ARTICLE 19’s ‘Tightening the Net’ series monitors and analyses freedom of expression online in Iran.
Freedoms online are becoming increasingly under attack in Iran. While President Rouhani and his administration have made both political promises and international obligations for greater internet freedoms, their actions are heightening concerns that these will go unfulfilled.
This briefing series monitors the situation of online freedoms in Iran, reporting events and issues such as:
- arrests and intimidation of online journalists
- online surveillance and harassment of social media users
- developments around the National Information Network (NIN): the government’s plan to secure and maintain online content, servers, data, and networks inside Iran
- Legislative proposals and policies which impact online freedoms
- blocking, restrictions, and filtering of content and online platforms
We analyse the current climate of internet opening and closings in Iran and propose recommendations to the Iranian government, technology companies, and civil society inline with international law.
Latest analysis: Iran’s Draft Data Protection Act
This latest analysis takes a deep dive into Iran’s Personal Data Protection and Safeguarding Draft Act. While a welcome effort, overall, the Draft Act is poorly drafted and inconsistent with the international legal obligations of Iran to adequately protect the privacy rights of its citizens. The Draft Act departs from international standards on data protection and threatens the right to freedom of expression. We outline the threats to freedom of expression and urge the Iranian government to amend the Draft Act in accordance with recommendations to ensure it complies with international human rights standards and properly protects the privacy rights of people in Iran.

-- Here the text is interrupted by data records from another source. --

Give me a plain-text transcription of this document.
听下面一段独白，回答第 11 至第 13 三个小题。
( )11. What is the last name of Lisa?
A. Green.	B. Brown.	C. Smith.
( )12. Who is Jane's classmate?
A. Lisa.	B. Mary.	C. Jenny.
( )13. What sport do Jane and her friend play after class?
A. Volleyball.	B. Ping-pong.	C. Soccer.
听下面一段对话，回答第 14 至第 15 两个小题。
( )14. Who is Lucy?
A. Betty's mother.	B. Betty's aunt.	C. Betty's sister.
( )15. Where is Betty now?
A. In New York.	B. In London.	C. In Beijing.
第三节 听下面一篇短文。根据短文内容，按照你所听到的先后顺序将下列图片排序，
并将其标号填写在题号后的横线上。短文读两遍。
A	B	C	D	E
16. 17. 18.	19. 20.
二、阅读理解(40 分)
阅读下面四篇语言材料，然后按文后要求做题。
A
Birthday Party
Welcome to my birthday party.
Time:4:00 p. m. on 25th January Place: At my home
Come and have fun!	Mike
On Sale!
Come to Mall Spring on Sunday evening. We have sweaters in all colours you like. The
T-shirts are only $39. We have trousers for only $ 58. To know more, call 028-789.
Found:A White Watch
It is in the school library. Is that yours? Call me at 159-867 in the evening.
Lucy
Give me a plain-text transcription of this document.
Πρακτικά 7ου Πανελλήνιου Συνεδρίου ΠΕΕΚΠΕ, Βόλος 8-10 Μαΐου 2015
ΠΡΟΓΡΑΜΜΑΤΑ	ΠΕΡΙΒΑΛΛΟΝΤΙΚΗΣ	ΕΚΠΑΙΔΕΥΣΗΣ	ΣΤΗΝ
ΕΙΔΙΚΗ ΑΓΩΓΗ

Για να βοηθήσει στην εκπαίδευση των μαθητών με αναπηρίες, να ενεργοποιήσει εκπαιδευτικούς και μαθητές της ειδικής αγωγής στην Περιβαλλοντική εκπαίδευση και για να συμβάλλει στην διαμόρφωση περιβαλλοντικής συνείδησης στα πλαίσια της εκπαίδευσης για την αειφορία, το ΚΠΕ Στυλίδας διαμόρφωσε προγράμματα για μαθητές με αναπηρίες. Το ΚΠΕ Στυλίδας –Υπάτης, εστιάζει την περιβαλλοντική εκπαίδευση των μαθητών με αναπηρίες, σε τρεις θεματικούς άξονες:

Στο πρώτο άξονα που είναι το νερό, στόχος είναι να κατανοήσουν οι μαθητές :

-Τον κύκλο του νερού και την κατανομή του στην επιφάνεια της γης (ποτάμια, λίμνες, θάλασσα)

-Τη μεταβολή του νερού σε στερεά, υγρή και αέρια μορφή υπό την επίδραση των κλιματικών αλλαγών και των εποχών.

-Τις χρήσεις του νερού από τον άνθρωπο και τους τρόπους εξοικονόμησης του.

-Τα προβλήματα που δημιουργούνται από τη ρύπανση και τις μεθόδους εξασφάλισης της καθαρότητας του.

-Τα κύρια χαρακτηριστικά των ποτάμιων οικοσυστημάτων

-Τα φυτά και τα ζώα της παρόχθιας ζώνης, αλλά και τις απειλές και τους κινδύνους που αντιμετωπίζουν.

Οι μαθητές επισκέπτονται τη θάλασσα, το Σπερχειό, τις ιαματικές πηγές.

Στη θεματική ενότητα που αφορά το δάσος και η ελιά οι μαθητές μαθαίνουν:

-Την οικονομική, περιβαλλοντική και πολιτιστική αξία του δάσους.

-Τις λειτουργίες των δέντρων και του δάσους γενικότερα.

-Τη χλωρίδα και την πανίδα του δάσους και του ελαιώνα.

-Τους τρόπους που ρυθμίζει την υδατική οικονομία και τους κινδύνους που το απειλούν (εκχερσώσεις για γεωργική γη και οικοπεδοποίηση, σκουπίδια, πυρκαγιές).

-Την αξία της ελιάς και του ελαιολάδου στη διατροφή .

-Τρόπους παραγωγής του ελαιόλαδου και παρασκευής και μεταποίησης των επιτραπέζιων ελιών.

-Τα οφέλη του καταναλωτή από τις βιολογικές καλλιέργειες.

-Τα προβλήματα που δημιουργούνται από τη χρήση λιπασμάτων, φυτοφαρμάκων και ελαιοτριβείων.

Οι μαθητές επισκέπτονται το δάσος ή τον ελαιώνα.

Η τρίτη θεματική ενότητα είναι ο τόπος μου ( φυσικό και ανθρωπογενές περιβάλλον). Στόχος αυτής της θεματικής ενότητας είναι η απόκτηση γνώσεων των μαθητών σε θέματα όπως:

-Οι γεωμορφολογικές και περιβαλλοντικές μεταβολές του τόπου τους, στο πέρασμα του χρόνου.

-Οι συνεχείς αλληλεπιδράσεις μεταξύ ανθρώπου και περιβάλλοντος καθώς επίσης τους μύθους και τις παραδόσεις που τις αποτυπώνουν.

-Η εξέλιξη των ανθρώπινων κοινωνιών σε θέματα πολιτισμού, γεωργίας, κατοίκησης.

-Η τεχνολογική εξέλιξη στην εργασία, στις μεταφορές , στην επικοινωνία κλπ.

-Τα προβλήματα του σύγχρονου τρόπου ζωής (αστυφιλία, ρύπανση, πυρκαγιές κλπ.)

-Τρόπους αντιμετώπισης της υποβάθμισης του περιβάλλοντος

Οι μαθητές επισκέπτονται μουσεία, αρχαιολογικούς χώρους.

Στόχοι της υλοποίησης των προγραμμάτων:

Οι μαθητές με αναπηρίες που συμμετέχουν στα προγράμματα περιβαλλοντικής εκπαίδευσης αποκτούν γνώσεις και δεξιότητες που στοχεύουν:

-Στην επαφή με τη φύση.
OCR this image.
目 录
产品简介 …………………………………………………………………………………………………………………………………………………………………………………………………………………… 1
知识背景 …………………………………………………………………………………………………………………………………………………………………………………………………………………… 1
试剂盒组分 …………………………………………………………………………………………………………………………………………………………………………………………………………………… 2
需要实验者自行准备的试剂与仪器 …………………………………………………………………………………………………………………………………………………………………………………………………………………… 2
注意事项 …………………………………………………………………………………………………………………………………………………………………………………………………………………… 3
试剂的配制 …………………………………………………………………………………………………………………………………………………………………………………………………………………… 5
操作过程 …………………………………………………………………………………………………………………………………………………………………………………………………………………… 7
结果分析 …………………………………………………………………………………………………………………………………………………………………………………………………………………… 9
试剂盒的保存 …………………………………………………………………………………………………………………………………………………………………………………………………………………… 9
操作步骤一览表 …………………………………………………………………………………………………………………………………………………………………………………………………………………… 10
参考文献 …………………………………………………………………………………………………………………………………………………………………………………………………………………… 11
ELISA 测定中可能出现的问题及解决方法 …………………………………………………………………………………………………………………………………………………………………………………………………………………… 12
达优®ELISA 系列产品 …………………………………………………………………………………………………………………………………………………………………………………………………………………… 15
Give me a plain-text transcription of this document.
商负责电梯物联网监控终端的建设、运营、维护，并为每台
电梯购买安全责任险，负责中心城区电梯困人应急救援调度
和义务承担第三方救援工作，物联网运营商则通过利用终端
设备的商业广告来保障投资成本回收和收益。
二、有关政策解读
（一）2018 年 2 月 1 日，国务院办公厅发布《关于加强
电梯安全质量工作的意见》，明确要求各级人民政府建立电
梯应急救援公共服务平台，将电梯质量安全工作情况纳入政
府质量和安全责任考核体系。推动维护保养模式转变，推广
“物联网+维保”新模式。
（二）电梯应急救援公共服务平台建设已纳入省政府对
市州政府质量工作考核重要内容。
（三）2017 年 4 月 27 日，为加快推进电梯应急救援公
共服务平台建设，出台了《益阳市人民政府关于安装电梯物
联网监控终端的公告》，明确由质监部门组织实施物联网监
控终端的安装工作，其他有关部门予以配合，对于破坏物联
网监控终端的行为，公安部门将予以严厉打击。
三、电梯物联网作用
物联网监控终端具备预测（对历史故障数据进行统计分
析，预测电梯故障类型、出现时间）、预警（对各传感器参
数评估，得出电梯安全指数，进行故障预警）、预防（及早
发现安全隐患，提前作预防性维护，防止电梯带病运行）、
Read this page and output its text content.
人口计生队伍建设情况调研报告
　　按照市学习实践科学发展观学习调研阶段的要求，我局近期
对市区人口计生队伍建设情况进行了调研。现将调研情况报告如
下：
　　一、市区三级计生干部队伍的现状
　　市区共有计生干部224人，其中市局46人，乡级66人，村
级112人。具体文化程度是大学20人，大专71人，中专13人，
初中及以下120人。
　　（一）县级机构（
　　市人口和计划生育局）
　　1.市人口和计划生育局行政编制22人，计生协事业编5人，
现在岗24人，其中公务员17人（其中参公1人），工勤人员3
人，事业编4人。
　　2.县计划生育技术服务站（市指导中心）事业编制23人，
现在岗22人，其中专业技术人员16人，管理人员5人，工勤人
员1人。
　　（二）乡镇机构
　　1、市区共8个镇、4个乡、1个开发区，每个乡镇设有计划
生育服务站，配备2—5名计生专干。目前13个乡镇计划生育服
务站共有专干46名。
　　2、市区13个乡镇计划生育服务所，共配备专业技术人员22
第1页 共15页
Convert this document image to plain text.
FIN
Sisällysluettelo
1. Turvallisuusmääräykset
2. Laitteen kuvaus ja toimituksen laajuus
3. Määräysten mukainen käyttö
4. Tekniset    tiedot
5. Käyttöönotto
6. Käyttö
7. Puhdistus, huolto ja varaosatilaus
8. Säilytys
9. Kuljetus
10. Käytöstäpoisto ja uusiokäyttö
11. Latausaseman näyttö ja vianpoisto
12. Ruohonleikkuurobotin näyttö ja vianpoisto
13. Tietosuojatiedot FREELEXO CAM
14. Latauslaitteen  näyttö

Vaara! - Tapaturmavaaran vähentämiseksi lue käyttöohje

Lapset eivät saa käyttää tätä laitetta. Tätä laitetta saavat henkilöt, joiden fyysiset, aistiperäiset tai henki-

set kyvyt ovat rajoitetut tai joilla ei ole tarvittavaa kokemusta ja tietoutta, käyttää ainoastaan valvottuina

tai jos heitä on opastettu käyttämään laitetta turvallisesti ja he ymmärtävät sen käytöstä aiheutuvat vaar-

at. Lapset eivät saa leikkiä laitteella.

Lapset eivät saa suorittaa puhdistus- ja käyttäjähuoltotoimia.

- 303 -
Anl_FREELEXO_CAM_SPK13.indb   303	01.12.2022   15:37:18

Iran’s Draft Data Protection Act: Too little but not too late
In this blog we outline how Iranian lawmakers must implement international digital rights standards in the new Personal Data Protection and Safeguarding Draft Act
Internet controls during and after Iranian protests
In this instalment, we document how Iranian authorities responded to the 2017–2018 protests through arrests, online surveillance, shutting down international traffic, and imposing temporary bans on Telegram and Instagram platforms. We look at what these developments mean for internet freedoms promised by Rouhani’s administration. One thing is clear: the seeds planted previously for a closed ‘National Information Network’, controlled by the State can no longer be taken as a benign threat following the latest internet shutdowns, blockings, and unlawful arrests used by authorities to quell the protests.
As well as outlining the Iranian government’s obligations to deliver internet freedoms, we make recommendations to technology companies such as Google and Telegram to help make the Internet safe, secure and accessible for Iranians.
The State must be transparent about Internet disruptions
On the evening of Wednesday 26 June 2019, 90% of Iran’s ISPs were disrupted or disconnected. During this time Iranians starting reporting Internet outages as they tried to connect to the internet. These incidents raise concerns for freedom of expression and access to a free Internet. Internet shutdowns of this nature clearly violate international human rights law. Given Iran’s past precedent with disrupting the Internet, the Minister of ICT must place transparency as a priority. The Ministry must, as a starting point transparently document exactly what happened on 26 June. ARTICLE 19 urges the Ministry of ICT to not use vague tweets as an alternative to transparent and accountable government. Iranians have a right to credible documented evidence for the disruptions they have endured.